Today, even with my friend being cautious and nervous around Stark at first, he was totally well behaved. He went right up to her, sniffed her and did tense up a bit when she stiffened.. but... then... GET THIS.. he LOOKED TO ME for direction!!! Yup. He did. Looked right at me, I gave him his cue "good job" and presented him with a cookie. Totally relaxed the rest of the walk. My friend who was still a little nervous 20 minutes into our walk was feeling better by the time we hit the trails, Stark was off lead running around and kept going near my friend, not up to her but near her and then brought her a stick! After a few throws and treats for bringing it back, he was walking right next to her and she was patting him on the back. 

By the end of the hike while we were walking back home Stark was walking side by side with us. My friend and I with Stark in the middle. This is someone he has only met once for a brief time almost a year ago. I am so proud of him.

*2*

Later on this afternoon I took Stark to the park to play ball.
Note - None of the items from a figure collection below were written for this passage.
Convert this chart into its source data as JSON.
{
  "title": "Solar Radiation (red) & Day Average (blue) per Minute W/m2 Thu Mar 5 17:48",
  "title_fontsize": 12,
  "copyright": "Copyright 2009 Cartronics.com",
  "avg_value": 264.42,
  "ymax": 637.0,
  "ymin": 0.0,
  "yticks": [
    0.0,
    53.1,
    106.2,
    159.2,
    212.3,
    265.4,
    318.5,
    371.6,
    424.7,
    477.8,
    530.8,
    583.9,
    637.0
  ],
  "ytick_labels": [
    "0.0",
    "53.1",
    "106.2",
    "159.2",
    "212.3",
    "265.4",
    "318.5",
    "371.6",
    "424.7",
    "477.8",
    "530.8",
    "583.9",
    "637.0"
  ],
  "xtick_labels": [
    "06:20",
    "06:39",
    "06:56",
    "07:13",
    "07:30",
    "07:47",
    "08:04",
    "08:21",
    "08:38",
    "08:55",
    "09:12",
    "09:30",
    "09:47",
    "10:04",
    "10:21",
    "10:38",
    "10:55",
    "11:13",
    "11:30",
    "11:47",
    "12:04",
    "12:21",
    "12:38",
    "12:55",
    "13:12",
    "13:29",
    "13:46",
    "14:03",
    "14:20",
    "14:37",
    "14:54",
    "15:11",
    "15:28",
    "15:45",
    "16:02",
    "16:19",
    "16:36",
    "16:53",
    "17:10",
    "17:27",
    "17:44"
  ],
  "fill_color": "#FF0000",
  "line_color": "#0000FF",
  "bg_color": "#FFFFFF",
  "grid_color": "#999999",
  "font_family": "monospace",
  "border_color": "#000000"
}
He was on his long (100') lead because we were in the middle of the park where leashes are required.

A kid about 10 came running into where we were, so I quickly called Stark back to me. Before Stark would start barking like a maniac, not only because this kid was running right at him but because he was nervous of children.

Nope, not today. I got tail wagging, head high, wanting to say hello Stark! Hello, is this my dog?! 
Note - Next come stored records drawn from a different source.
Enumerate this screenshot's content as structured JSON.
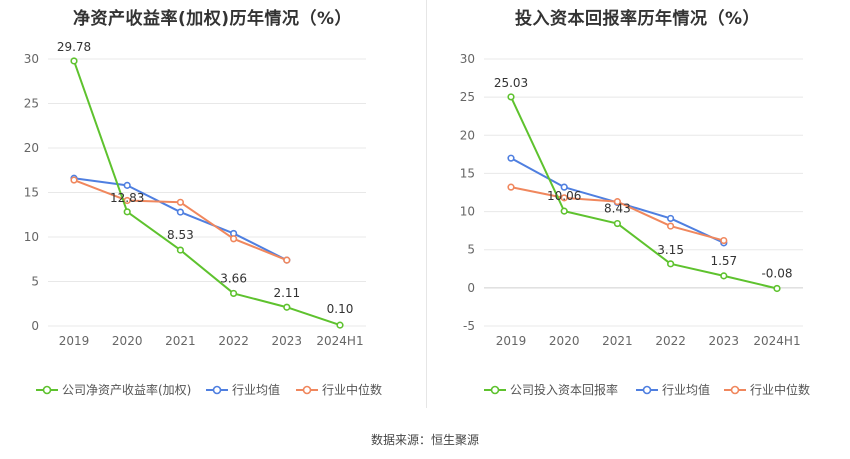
{
  "source_text": "数据来源：恒生聚源",
  "colors": {
    "company": "#5ec22e",
    "industry_avg": "#4f7fe0",
    "industry_median": "#f0875d",
    "grid": "#e8e8e8",
    "axis_text": "#666666"
  },
  "chart_data": [
    {
      "type": "line",
      "title": "净资产收益率(加权)历年情况（%）",
      "categories": [
        "2019",
        "2020",
        "2021",
        "2022",
        "2023",
        "2024H1"
      ],
      "yticks": [
        0,
        5,
        10,
        15,
        20,
        25,
        30
      ],
      "ylim": [
        0,
        30
      ],
      "legend_position": "bottom",
      "series": [
        {
          "name": "公司净资产收益率(加权)",
          "color": "#5ec22e",
          "values": [
            29.78,
            12.83,
            8.53,
            3.66,
            2.11,
            0.1
          ],
          "labels": [
            "29.78",
            "12.83",
            "8.53",
            "3.66",
            "2.11",
            "0.10"
          ]
        },
        {
          "name": "行业均值",
          "color": "#4f7fe0",
          "values": [
            16.6,
            15.8,
            12.8,
            10.4,
            7.4,
            null
          ]
        },
        {
          "name": "行业中位数",
          "color": "#f0875d",
          "values": [
            16.4,
            14.1,
            13.9,
            9.8,
            7.4,
            null
          ]
        }
      ]
    },
    {
      "type": "line",
      "title": "投入资本回报率历年情况（%）",
      "categories": [
        "2019",
        "2020",
        "2021",
        "2022",
        "2023",
        "2024H1"
      ],
      "yticks": [
        -5,
        0,
        5,
        10,
        15,
        20,
        25,
        30
      ],
      "ylim": [
        -5,
        30
      ],
      "legend_position": "bottom",
      "series": [
        {
          "name": "公司投入资本回报率",
          "color": "#5ec22e",
          "values": [
            25.03,
            10.06,
            8.43,
            3.15,
            1.57,
            -0.08
          ],
          "labels": [
            "25.03",
            "10.06",
            "8.43",
            "3.15",
            "1.57",
            "-0.08"
          ]
        },
        {
          "name": "行业均值",
          "color": "#4f7fe0",
          "values": [
            17.0,
            13.2,
            11.2,
            9.1,
            5.9,
            null
          ]
        },
        {
          "name": "行业中位数",
          "color": "#f0875d",
          "values": [
            13.2,
            11.8,
            11.3,
            8.1,
            6.2,
            null
          ]
        }
      ]
    }
  ]
}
The kid's parent came around the corner and asked if Stark could say hello. I had him on his short leash by now and he seemed relaxed so I gave them both treats to give to him and we said hello. The kid was petting Stark all over his back and even played ball with him for a few minutes.

Stark was completely at ease, calm and totally the "perfect GSD". The kid's dad was super impressed with Stark and kept asking questions about his training and kept commenting on how well he was socialized.

*3*

Tonight while walking into the apartment building with Stark's bestest doggy friend after their nightly potty/play/training session another dog rounded the corner. It's a new dog whom we have not met before and this dog went nuts, barking, growling, snapping and foaming at the mouth - it meant buisness and wanted our boys.

I put Stark on the opposite side of the on-coming dog (not anywhere for us to really go at this point) and told him to sit. He sat, and totally ignored the other dog.

As the guy went out and we continued on to the elevators the guys said to his dog, "why can't you be like them?"

I wish we were closer so I could tell the guy, "he can be "like them" if you would be "like us" and help your dog learn how to be like them" but he was too far away at this point.



I am just so shocked, amazed and so very very very proud of Stark and his behaviour lately. It feels like all of our hard work is paying off. He is turning into such a great dog.

He also was nailing everything today in training. This dog is impressing me every day! Gosh I love that boy! :wub:


----------



## Good_Karma (Jun 28, 2009)

Stark is a rock star, but it's you who made him that way. Congratulations!


----------



## gsdraven (Jul 8, 2009)

Good_Karma said:


> Stark is a rock star, but it's you who made him that way. Congratulations!


I was trying to figure out how to say exactly this. Leah did it much better than I could!

:thumbup: Elizabeth and Stark!


----------



## Jason L (Mar 20, 2009)

Good_Karma said:


> Stark is a rock star, but it's you who made him that way. Congratulations!


I totally agree. Fantastic job, Elisabeth!


----------



## FG167 (Sep 22, 2010)

Gah! If I send you Madix can you send him back like that?? Just kidding...mostly.  I hope our work pays off anywhere near as well as yours has. Coming from what you've dealt with, very proud - good job to both of you!!!


----------



## codmaster (Aug 5, 2009)

It really does feel GREAT when they act nice, doesn't it!

BIG CONGRATS!


----------



## Rerun (Feb 27, 2006)

Congrats! It certainly shows you've been working hard with him. He sounds like a great dog.


----------



## CassandGunnar (Jan 3, 2011)

Great job......to both of you.

Are you going to change his name to butter?........'cause he's on a roll.......:rofl:

Sorry, couldn't resist


----------



## DCluver33 (May 27, 2010)

good job!!!!!!


----------